CHARLESTON – West Virginia is certainly making progress on several fronts, but some in the state are determined to sabotage our potential for progress by trying to outlaw or restrict one of our most successful economic development tools.
In Jefferson County, where debates between pro-growth and anti-growth residents have become commonplace, a minority group of both residents and non-residents have challenged a Payment In Lieu of Taxes, or PILOT, agreement between the county and a private business that will be investing over $100 million and creating 140-150 good-paying jobs with benefits.
This lawsuit may focus on one project, but it has the potential to disrupt economic development work all over West Virginia.
By way of background, PILOT agreements have been a critical tool in helping West Virginia communities attract major investment for years.
PILOT agreements allow local governments to leverage future tax revenues to secure typically long-term, major developments. Essentially, businesses involved in PILOT agreements make an up-front payment to the County Commission and the county board of education and are relieved of some or all of the property taxes on new development over several years. In return, the new business is expected to bring new jobs or economic activity to offset the loss in future tax revenue.
In Berkeley County, for example, a PILOT agreement was approved in July for a $7.3-million building redevelopment project in downtown Martinsburg. And in 2017, Berkeley County approved a PILOT agreement for the Proctor & Gamble plant being constructed south of Martinsburg. P&G has said it is investing about $800 million and will employ over 700 people at the new plant.

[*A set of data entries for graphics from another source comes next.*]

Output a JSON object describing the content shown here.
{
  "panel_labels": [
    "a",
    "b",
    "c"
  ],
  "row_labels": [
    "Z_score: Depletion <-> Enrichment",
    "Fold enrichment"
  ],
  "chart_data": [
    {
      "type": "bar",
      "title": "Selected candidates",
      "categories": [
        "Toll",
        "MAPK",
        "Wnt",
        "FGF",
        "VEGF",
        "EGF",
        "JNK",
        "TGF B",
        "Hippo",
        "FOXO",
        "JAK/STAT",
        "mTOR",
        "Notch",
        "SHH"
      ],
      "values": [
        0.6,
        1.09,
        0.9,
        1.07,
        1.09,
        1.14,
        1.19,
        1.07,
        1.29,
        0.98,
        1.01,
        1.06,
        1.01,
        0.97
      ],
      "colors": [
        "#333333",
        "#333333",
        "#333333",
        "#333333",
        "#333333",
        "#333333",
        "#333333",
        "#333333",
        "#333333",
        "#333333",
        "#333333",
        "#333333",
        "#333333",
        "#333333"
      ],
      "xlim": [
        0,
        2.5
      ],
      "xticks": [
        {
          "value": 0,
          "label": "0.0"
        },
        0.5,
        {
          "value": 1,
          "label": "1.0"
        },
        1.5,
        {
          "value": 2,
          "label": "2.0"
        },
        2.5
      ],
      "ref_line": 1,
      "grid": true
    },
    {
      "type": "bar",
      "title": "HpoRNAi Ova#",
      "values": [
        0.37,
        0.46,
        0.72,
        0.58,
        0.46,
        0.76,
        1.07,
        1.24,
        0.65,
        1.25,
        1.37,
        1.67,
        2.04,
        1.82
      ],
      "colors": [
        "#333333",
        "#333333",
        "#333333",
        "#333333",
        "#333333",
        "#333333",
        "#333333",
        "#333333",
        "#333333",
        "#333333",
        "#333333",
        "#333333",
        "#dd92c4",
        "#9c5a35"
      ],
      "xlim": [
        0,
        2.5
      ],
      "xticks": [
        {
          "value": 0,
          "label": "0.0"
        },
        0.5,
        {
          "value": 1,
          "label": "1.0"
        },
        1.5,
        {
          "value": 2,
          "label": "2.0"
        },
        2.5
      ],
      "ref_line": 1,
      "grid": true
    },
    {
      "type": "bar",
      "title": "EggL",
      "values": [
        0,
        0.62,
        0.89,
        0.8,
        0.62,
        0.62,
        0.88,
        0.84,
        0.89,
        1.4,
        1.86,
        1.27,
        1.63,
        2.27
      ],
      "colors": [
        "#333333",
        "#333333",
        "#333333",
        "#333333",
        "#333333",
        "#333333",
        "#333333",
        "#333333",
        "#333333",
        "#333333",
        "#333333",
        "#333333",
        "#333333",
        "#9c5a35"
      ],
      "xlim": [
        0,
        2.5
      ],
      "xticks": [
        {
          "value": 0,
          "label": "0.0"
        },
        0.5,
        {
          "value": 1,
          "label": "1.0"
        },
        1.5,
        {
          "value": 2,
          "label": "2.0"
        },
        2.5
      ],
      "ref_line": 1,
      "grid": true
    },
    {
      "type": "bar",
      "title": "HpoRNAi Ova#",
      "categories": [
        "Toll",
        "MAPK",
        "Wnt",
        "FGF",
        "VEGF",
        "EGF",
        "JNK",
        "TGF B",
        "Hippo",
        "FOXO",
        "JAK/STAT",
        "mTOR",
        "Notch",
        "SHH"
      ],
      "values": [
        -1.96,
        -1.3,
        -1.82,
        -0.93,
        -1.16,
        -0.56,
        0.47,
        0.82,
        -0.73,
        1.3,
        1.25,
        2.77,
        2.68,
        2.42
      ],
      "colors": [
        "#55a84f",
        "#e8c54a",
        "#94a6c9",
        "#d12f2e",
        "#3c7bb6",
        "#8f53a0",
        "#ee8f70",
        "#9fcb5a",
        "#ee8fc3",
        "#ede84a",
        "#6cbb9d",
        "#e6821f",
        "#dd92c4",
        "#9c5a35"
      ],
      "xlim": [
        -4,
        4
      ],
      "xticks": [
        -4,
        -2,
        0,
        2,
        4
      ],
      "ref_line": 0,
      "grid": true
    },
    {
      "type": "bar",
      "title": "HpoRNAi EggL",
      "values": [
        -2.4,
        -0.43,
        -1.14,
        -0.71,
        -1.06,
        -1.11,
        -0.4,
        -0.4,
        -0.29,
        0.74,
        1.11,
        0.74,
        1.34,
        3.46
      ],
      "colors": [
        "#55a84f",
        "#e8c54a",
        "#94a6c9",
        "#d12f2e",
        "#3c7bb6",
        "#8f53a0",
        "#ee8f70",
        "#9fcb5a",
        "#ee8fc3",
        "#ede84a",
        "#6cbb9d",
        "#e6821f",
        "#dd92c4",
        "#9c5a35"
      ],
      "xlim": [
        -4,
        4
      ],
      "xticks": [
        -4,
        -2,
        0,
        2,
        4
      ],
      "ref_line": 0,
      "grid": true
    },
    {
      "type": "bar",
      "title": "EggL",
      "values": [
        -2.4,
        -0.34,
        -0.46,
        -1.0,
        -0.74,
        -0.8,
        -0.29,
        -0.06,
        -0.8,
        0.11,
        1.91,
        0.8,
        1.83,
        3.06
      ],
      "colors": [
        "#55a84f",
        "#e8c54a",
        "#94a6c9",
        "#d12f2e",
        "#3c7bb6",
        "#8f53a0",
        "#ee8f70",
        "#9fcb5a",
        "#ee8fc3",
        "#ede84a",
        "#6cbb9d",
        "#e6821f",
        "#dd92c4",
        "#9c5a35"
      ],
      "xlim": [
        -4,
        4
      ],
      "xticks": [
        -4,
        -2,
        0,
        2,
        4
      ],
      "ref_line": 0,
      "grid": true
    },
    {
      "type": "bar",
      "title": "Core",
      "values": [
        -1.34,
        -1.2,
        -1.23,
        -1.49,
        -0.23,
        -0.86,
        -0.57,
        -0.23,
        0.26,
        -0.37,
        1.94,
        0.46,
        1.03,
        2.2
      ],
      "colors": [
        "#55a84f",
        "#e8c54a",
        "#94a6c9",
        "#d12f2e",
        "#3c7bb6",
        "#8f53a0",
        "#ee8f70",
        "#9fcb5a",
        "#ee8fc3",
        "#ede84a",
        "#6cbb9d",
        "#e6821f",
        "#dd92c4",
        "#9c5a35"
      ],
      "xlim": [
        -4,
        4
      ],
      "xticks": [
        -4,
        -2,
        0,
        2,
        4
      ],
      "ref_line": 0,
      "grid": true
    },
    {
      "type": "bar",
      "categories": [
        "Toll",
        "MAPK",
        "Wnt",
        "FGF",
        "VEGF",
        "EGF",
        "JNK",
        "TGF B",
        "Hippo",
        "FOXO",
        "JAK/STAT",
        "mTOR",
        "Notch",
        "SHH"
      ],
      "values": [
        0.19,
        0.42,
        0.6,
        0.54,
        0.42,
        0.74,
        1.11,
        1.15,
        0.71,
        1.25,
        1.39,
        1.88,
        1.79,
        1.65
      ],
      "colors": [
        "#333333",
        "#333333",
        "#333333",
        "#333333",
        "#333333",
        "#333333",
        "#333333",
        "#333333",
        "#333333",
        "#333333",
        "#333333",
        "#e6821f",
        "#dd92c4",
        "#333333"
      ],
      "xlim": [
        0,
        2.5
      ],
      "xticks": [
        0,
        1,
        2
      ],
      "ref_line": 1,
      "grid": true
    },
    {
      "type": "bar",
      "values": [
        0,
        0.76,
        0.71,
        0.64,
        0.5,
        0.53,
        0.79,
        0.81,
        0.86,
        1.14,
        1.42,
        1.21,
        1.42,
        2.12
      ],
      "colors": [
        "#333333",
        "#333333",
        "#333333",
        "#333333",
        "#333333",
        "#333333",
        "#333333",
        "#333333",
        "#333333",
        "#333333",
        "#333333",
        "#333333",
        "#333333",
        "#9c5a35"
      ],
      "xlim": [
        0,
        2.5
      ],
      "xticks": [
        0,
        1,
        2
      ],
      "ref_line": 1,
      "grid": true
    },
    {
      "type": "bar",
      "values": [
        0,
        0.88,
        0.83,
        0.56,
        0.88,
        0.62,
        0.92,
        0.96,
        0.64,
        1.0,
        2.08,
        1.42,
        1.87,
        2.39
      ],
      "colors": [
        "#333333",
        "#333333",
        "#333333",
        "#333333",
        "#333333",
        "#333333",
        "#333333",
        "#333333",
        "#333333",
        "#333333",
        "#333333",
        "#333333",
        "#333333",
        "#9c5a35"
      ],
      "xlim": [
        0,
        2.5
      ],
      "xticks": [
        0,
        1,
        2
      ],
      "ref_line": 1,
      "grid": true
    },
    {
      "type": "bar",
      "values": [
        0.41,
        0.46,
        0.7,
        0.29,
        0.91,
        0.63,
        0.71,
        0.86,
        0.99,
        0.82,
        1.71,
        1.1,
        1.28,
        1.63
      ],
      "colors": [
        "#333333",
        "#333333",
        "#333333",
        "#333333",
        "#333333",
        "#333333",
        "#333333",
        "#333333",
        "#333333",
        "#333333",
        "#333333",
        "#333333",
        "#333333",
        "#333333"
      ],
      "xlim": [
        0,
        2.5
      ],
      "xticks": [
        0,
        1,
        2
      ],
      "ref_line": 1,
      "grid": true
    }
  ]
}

The PILOT program was implemented in the 1990s and has since helped spur developments all over the state. Proponents of the current legal challenge believe that Jefferson County PILOT agreements are separate from existing or potential PILOT agreements in the state’s 54 other counties.
This is simply not the case. How might Berkeley County residents feel if their neighbors in Jefferson County successfully litigate PILOT agreements out of existence?
The West Virginia Development Office and county economic development authorities have few tools available to help them attract business investment. Despite recent improvements in our state’s economy, West Virginia is still recovering from an economic downturn and can’t offer cash incentives or other carrots to lure major investment. These incentives have become commonplace in surrounding states.
We also have some business taxes that are anti-competitive, such as our property tax on inventory, machinery and equipment — a tax that must be repealed, albeit in a responsible way. It is regressive and puts West Virginia out of step with the rest of the country. Absent that repeal, PILOT agreements are a tool that West Virginia must keep.
Even with other incentives, other states use PILOT agreements to lure big investment just like West Virginia does. Amazon announced its new split headquarters will be built in New York and Virginia. Part of the New York deal involves a PILOT agreement with Long Island City, N.Y.
Taking PILOT agreements away from West Virginia would remove one of the few tools we have to compete with other states that can offer so much more to attract investment.
When false narratives don’t work, we understand that groups opposed to development in their own back yard often turn to the court system for relief. Unfortunately, the actions of a few to oppose development in a small area can have far-reaching negative consequences for the entire state.
The Jefferson Circuit Court should recognize long standing laws and court decisions in favor of PILOT agreements and dismisses this lawsuit.